COLUMBIA, Miss. — Noah Marquez, a sophomore at Missouri University, reportedly called the university health center after discovering that his roommate Leon Collier had come home from GameStop with a bag full of new and old Japanese role-playing video games, according to those familiar with the situation.
“I love Leon so much, I really just want to make sure that he’s OK. We had to watch all those videos freshman year about what to do if you’re worried your friend is becoming addicted to JRPGs, so I followed the first step and asked for help. Hopefully it’s not too late,” Marquez said. “I hope that I somehow wasn’t missing the warning signs. I did notice him talking about Chrono Trigger a lot more recently, but I figured he was just messing around here and there. There’s not really such a thing as a gateway video game, right?”
Despite Marquez’ fears, some of his peers believe that he was taking things too seriously.
“College is when you’re supposed to mess around and experiment with stuff. So yeah, maybe you stay up all night every weekend jamming out to JRPG after JRPG. When you’re young, your body can handle it, so now’s the time when you should be doing crazy shit like that,” said Marquez’s friend, Caitlin Horne. “Plus, I heard you get a free A if your roommate ODs on video games.”
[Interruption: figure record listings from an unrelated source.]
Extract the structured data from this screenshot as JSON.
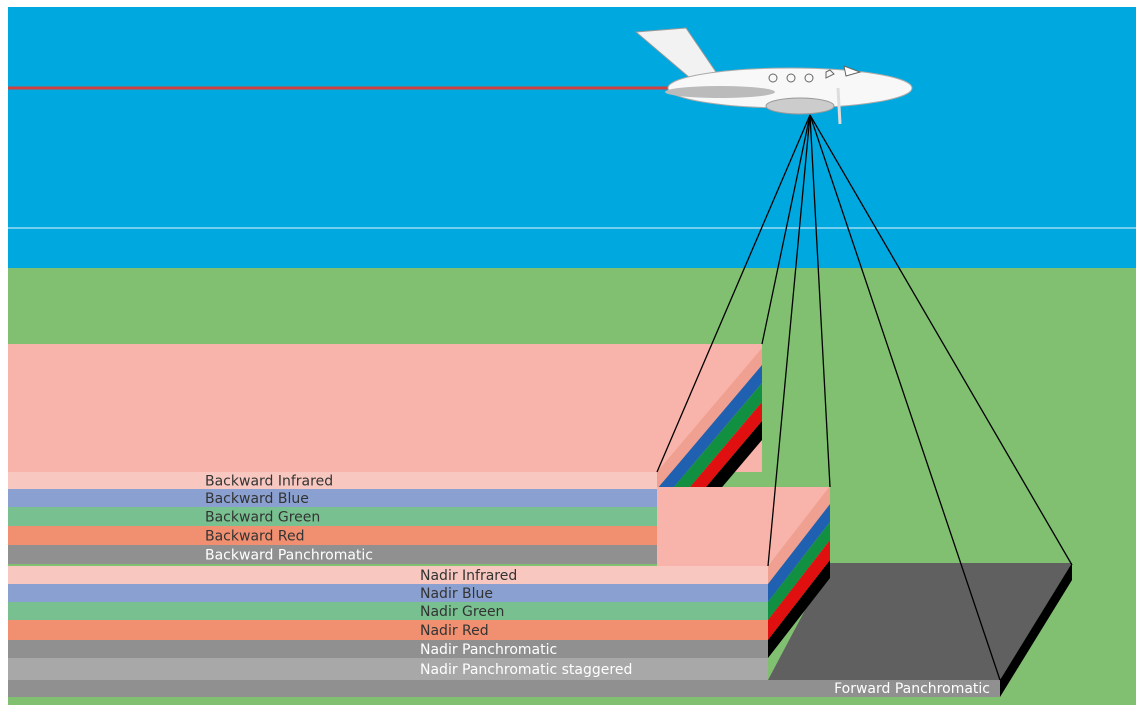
{
  "backward": [
    "Backward Infrared",
    "Backward Blue",
    "Backward Green",
    "Backward Red",
    "Backward Panchromatic"
  ],
  "nadir": [
    "Nadir Infrared",
    "Nadir Blue",
    "Nadir Green",
    "Nadir Red",
    "Nadir Panchromatic",
    "Nadir Panchromatic staggered"
  ],
  "forward": [
    "Forward Panchromatic"
  ]
}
For Collier, however, the trip to the school’s medical center has been a wakeup call.
“I made it all through freshman year without so much as an issue. Maybe I’d play a little Final Fantasy on weekends, but nothing major. But once summer classes started up, I fell apart,” Collier said. “JRPG addiction runs in my family, but for some reason, I thought I could just play in moderation. Well it turns out that I can’t. I think from now on, I probably need to just avoid any sort of JRPG in general.”
“I just hope people aren’t weird when I show up to parties,” Collier added. “Just because I’m JRPG-sober, doesn’t mean I wanna play some fucking American RPG or whatever. I’m fine with Mario, thank you.”